Free and open to the public, the talk is the 2004-05 Carol P. Dorian ’79 Memorial Lecture in Art History. If high attendance makes it necessary, the event will be moved across the street to Oechsle Hall room 224.

According to Kendall, Impressionism is the world’s favorite art movement, but its popularity has come at a price.

“Today, the paintings of Degas and his colleagues are most frequently seen on birthday cards and in gift shops, and in advertisements for décor and continental vacations,” he says. “Impressionism has been so successfully reduced to entertainment that we have forgotten its tempestuous beginnings and the radical nature of these extraordinary works of art.

“This lecture will return to the original circumstances of France in the 1860s and 1870s, examining some of the key ideas that motivated Degas and his fellow Impressionists in their turbulent age. Issues never before considered in this context – such as atheism and the ideas of Darwin (whom Degas read) – pervaded the Impressionists’ thinking, joining with their interests in science and in new theories of vision to transform the nature of painting and sculpture. Seen in this way, Degas’ art and that of the Impressionists takes on a remarkably fresh and powerful significance for own age, allowing us to rediscover them in all their originality.”

Kendall serves as consultant curator in 19th century art at Clark Art Institute in Massachusetts and also is an independent art historian and exhibition curator. He has written extensively on Impressionism, including books on Cézanne, Monet, and Van Gogh, and contributed essays and articles to many journals and catalogues, editing the collections Dealing with Degas in 1992 and Cézanne and Poussin in 1993. His involvement in contemporary art is reflected in a number of reviews and essays: in the book Drawn to Painting: Leon Kossoff’s drawings and paintings after Nicolas Poussin, published in 2000; and in recent catalogues on the work of Euan Uglow and Howard Hodgkin.

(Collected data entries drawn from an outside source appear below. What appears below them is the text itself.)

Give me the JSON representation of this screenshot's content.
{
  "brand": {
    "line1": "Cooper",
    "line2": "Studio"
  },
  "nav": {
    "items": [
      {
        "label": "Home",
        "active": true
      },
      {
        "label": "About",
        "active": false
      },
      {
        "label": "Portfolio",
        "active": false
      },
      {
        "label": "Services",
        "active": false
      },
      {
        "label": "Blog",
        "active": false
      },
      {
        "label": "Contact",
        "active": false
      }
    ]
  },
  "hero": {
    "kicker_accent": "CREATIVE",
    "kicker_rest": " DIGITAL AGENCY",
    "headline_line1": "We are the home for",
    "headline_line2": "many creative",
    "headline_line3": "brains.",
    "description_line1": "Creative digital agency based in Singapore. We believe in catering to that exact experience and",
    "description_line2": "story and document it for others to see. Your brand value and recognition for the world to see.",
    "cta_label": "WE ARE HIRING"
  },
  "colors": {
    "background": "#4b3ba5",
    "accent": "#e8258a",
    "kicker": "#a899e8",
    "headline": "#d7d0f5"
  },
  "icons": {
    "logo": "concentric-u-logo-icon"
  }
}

Kendall trained first as a painter at Central School of Art and Design in London and then completed the M.A. course in art history at Courtauld Institute of Art. As senior lecturer in art history at Manchester Metropolitan University, he taught courses in 19th and 20th century painting and sculpture and developed a research interest in the work of Edgar Degas. His first book on the artist was published in 1987, after which he established himself as a freelance scholar, lecturer, and exhibition curator.

Exhibitions organized by Kendall include Degas: Images of Women at Tate Gallery, Liverpool, in 1989; Degas Landscapes, at Metropolitan Museum of Art, New York, and Museum of Fine Arts, Houston, in 1993; and Degas and the Little Dancer at Joslyn Art Museum, Omaha, Clark Art Institute, Williamstown, and Baltimore Museum of Art, 1998-99. His exhibition Degas: Beyond Impressionism, held at the National Gallery, London, and Art Institute of Chicago in 1996-97, was chosen as Exhibition of the Year by Apollo and his catalogue was awarded the Hawthornden Prize for Art Writing.

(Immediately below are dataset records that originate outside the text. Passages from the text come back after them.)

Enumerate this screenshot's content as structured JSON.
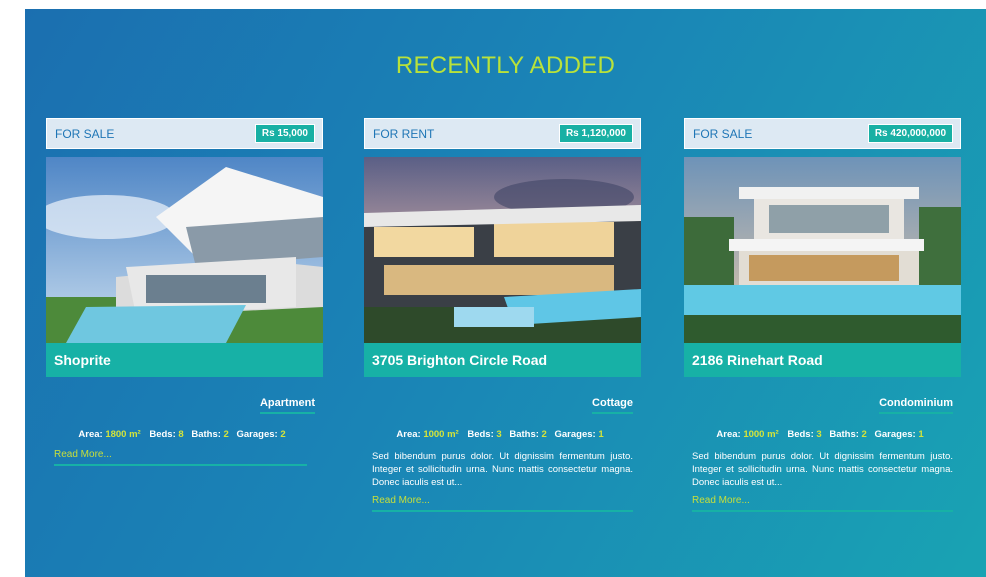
{
  "section": {
    "title": "RECENTLY ADDED"
  },
  "listings": [
    {
      "status": "FOR SALE",
      "price": "Rs 15,000",
      "name": "Shoprite",
      "property_type": "Apartment",
      "area_label": "Area:",
      "area_value": "1800 m²",
      "beds_label": "Beds:",
      "beds_value": "8",
      "baths_label": "Baths:",
      "baths_value": "2",
      "garages_label": "Garages:",
      "garages_value": "2",
      "description": "",
      "read_more": "Read More..."
    },
    {
      "status": "FOR RENT",
      "price": "Rs 1,120,000",
      "name": "3705 Brighton Circle Road",
      "property_type": "Cottage",
      "area_label": "Area:",
      "area_value": "1000 m²",
      "beds_label": "Beds:",
      "beds_value": "3",
      "baths_label": "Baths:",
      "baths_value": "2",
      "garages_label": "Garages:",
      "garages_value": "1",
      "description": "Sed bibendum purus dolor. Ut dignissim fermentum justo. Integer et sollicitudin urna. Nunc mattis consectetur magna. Donec iaculis est ut...",
      "read_more": "Read More..."
    },
    {
      "status": "FOR SALE",
      "price": "Rs 420,000,000",
      "name": "2186 Rinehart Road",
      "property_type": "Condominium",
      "area_label": "Area:",
      "area_value": "1000 m²",
      "beds_label": "Beds:",
      "beds_value": "3",
      "baths_label": "Baths:",
      "baths_value": "2",
      "garages_label": "Garages:",
      "garages_value": "1",
      "description": "Sed bibendum purus dolor. Ut dignissim fermentum justo. Integer et sollicitudin urna. Nunc mattis consectetur magna. Donec iaculis est ut...",
      "read_more": "Read More..."
    }
  ],
  "colors": {
    "accent_teal": "#17b1a6",
    "title_green": "#b9e23a",
    "status_text_blue": "#1f76b6",
    "value_yellow": "#d4e43a"
  }
}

Now a U.S. resident, Kendall is compiling the catalogue of works by Degas in Norton Simon Museum, Pasadena, and is a joint author of the collection catalogue of Clark Art Institute. He curated, with Jill DeVonyar, the exhibition Degas and the Dance, held at Detroit Institute of Arts and Philadelphia Museum of Art in 2002-2003, and co-authored the book of the same name.